Space is currently seen as an arena for competition, when in fact it has broader potential for diplomatic and inspirational means. President Trump’s recently released policy directive “Space Force” is an attempt to create a sixth military branch solely focused on weaponizing and securing space dominance. By throwing significant political capital and focus into beefing up the U.S. military in space, the Trump administration has signaled to the country and the world its desire to view space as an arena the U.S. must dominate.
Beefing up unilateralism, however, should not come at a cost to space cooperation with other nations, which the U.S.’s policy is currently severely lacking. Due to policies like the Wolf Amendment — which effectively bars any cooperation between the National Aeronautics and Space Administration (NASA) and Chinese scientists — the U.S. is at risk for falling behind in the development and management of space. Furthermore — and arguably more importantly — space is falling out of the conscious of the U.S. populous. Growing up to be an astronaut used to be every child’s aspirations, but now it ranks far behind other professions such as being a Youtuber. I believe that reorienting U.S. space policy away from military dominance and towards peaceful international cooperation has the potential to positively affect the U.S. material global standing in the world and reinspire children about the wonders of outer space.
Rather than continue on our march towards unilateralism, the U.S. should focus on working with other space powers to create rules of the road. Space is becoming more congested, especially with the rise of private space companies like SpaceX. Orbital debris, or small pieces of spacecraft, pose a significant risk to satellites, and the risk of miscalculation from a piece of debris striking a Chinese or Russian satellite continues to grow. Without cooperation over space traffic management or the regulations around orbital debris cleanup and portability, conflict may be all but inevitable. Rather than invest in creating more space lasers and satellite constellations, the U.S. should instead remove barriers for space cooperation with other nations so we can all peacefully co-exist in space.
Concrete collaboration like debris mitigation or space traffic management isn’t as shiny as going to the Moon or exploring a new galaxy, but perhaps incremental cooperation can lead to bold policies. The International Space Station is being decommissioned and both China and Russia are working on their own space stations. Collaboration on mutual areas of benefit like space debris could spill over to broader coordination on the space stations, as U.S. astronauts will not have a stable platform to make trips to the Moon or Mars once the ISS falls back to earth.
The benefits of space extend beyond superpower cooperation, as it can act as a source of inspiration for younger generations. As children, we dream, hope and imagine. What does it say about our nation that kids want to grow up to film videos of themselves rather than explore the galaxy? No shade to becoming a Youtuber, but wanting to be an astronaut symbolized exploring the unknown and the unimaginable. Since there isn’t any national attention on space like there was when our parents were kids, you can’t blame our generation for being disinterested about what is going on above our sky. However, new space cooperation gives the opportunity to extend humans — and thus human imagination — beyond its current bounds. A quick Google search brings up beautiful and fantastic images of space taken by NASA. Perhaps as a college student, I see space in more practical terms, but the child in me still wonders what and who is up there, and what fantastic knowledge we as a species can gain from space exploration.
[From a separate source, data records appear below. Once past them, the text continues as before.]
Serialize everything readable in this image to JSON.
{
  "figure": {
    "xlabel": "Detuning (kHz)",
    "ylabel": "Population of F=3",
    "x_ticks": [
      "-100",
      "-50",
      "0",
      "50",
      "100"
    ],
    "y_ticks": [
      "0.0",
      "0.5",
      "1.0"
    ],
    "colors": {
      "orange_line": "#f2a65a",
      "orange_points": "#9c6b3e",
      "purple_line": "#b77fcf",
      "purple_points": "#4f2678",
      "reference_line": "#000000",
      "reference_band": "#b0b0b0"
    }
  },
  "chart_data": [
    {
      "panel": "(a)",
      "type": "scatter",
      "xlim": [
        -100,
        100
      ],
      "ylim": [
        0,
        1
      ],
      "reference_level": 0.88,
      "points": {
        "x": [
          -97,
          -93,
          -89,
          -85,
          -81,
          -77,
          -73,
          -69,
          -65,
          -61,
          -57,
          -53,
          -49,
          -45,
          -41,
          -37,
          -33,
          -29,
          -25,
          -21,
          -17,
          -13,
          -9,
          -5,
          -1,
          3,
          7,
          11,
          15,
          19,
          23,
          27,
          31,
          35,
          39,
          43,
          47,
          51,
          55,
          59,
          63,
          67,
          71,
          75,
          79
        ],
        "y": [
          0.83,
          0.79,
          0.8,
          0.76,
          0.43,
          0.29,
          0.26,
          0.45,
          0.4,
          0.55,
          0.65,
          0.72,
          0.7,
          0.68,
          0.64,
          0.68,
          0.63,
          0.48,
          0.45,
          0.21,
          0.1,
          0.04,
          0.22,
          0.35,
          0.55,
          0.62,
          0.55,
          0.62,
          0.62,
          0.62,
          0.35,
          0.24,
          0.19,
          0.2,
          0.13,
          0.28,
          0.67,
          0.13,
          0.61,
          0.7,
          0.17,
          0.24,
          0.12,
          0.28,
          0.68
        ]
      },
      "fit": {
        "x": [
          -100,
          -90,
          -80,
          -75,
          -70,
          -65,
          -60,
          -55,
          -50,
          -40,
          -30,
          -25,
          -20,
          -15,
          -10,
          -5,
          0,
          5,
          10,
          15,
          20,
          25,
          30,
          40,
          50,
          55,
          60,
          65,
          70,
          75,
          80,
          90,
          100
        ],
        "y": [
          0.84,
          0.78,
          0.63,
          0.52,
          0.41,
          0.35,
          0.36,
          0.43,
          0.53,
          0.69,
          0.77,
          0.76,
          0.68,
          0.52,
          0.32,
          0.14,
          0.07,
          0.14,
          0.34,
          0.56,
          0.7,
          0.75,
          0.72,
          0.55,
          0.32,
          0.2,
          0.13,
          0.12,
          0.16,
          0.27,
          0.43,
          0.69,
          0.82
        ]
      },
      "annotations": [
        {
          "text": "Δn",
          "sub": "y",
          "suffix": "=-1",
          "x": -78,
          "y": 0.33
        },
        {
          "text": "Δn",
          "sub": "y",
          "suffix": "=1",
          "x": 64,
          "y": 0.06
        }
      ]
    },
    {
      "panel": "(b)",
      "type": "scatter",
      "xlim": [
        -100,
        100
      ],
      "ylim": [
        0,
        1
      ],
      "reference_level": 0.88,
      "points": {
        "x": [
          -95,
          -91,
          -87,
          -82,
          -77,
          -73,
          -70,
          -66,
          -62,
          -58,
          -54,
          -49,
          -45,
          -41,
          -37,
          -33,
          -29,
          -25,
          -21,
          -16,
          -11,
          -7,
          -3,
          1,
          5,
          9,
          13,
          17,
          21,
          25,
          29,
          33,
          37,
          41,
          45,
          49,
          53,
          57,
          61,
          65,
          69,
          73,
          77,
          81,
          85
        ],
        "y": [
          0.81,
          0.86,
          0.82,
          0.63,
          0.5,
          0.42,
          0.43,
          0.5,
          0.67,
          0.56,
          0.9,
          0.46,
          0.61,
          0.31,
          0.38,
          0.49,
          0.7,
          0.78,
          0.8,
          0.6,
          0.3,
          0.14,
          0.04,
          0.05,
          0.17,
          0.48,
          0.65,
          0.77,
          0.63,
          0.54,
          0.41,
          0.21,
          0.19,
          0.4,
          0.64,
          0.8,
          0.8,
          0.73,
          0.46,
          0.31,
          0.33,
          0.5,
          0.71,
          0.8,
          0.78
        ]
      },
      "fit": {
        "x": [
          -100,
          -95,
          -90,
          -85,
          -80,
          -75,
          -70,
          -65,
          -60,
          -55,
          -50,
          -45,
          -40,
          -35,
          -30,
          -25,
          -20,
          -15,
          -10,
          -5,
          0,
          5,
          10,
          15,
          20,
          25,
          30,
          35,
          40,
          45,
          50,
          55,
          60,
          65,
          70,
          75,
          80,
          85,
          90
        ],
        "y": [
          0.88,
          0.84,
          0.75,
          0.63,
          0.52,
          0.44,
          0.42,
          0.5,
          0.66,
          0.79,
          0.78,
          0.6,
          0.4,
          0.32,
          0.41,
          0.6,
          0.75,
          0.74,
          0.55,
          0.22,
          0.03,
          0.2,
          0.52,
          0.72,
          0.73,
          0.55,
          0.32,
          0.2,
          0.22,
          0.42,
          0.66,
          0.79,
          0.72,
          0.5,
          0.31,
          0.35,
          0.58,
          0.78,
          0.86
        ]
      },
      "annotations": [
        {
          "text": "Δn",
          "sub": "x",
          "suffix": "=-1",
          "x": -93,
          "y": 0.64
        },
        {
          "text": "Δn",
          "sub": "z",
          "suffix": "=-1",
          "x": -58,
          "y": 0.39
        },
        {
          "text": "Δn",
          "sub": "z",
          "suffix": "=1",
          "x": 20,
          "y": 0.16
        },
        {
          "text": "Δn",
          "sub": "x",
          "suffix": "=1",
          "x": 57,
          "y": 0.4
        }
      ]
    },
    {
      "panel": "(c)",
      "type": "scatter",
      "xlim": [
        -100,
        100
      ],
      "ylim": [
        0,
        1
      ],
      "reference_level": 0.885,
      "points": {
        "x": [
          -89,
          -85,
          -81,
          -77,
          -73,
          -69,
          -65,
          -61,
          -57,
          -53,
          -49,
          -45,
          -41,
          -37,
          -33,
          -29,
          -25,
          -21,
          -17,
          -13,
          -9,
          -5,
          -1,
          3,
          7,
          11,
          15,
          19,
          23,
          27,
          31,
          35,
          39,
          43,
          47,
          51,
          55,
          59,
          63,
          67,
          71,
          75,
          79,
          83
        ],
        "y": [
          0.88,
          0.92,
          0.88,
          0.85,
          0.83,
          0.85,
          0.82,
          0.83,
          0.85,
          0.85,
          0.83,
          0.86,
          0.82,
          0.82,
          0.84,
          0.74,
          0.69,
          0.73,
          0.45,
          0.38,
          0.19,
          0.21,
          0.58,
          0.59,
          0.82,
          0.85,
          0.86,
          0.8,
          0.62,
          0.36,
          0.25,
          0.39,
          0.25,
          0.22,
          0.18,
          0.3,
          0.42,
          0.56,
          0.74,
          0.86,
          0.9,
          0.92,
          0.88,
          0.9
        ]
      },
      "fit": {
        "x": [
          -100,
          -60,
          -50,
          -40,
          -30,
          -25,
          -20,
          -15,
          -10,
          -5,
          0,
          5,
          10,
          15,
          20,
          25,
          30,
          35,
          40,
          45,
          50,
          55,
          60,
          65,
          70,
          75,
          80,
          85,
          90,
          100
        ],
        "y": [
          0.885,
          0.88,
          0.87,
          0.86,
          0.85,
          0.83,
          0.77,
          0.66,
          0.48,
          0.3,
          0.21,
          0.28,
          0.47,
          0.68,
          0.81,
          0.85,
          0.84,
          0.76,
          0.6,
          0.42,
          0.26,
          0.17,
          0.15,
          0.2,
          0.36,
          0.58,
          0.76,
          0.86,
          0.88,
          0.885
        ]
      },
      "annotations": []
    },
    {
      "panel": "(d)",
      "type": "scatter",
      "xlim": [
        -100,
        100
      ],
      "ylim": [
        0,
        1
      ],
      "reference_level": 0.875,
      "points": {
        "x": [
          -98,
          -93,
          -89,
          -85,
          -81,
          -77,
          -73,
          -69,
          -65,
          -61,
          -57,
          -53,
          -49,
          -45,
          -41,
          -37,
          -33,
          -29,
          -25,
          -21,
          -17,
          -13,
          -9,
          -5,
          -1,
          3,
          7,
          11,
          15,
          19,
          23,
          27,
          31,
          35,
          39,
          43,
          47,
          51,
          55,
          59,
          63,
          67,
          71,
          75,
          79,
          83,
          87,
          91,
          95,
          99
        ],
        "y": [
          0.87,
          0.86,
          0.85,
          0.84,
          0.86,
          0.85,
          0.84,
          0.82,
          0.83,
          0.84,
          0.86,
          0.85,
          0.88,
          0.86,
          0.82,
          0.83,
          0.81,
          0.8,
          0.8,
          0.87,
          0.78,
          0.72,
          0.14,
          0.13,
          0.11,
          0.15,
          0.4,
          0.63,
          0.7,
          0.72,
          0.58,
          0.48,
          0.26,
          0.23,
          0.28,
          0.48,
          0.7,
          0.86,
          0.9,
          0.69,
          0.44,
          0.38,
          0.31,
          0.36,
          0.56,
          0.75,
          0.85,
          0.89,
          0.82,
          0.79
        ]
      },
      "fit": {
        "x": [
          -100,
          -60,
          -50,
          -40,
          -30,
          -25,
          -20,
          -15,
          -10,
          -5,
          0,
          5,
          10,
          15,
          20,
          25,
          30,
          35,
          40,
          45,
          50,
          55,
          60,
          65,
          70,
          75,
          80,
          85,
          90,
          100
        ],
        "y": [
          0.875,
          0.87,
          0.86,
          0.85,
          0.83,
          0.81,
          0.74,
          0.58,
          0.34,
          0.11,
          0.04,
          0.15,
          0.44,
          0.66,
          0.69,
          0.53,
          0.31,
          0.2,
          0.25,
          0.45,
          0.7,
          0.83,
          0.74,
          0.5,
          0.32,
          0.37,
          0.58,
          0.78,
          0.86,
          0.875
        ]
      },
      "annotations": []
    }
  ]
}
Though incremental cooperation with other superpowers in space infrastructure development and management or imaginative exploration sounds like a dream, can the U.S. afford it? The short answer is yes. Currently, NASA’s budget is maxed at 0.5% of all annual spending. A report by the Science Foundation indicates that space-related activities contributed over $180 billion to the global economy in 2005, mostly related to commercial goods and services made through space technology. That means one dollar spent on NASA adds ten dollars to our economy, an amazing rate of return for such small spending allocation.
On top of the explicit productivity of space-related activities, space is also critical to maintaining the global economy: Global Positioning Systems (GPS) are reliant on satellites, and so are ATMs, weather forecasting and communication systems. Considering the importance of space to our economy and preserving our way of life, ensuring that the U.S. spend wisely to decrease the cascading risk of orbital space debris is of utmost importance. For such a small slice of the budget, space cooperation would be extremely cost-effective.
Space is not something we should allow to leave the conscious of the American public or be used as a tool to further military aims. Instead, space should be seen as a cost-effective means of facilitating global cooperation for everyone’s benefit and inspiring younger generations about the possibilities that lay beyond our universe. I recently watched The Farthest: Voyager in Space, a Netflix documentary about the farthest human probe in space, and I wish everyone could experience the feelings of inspiration I gained from it. The documentary ends with an explanation of the golden record attached to the Voyager, a recording of human greetings, music and photos of Earth. Because of minimal space weather, the record is expected to outlast Earth itself. A record of humankind will be floating in space for billions of years, preserving humankind into eternity and perhaps explaining our home to beings beyond our imagination. Space is amazing and useful and our policies should reflect our desire to imagine rather than an urge to secure hegemony.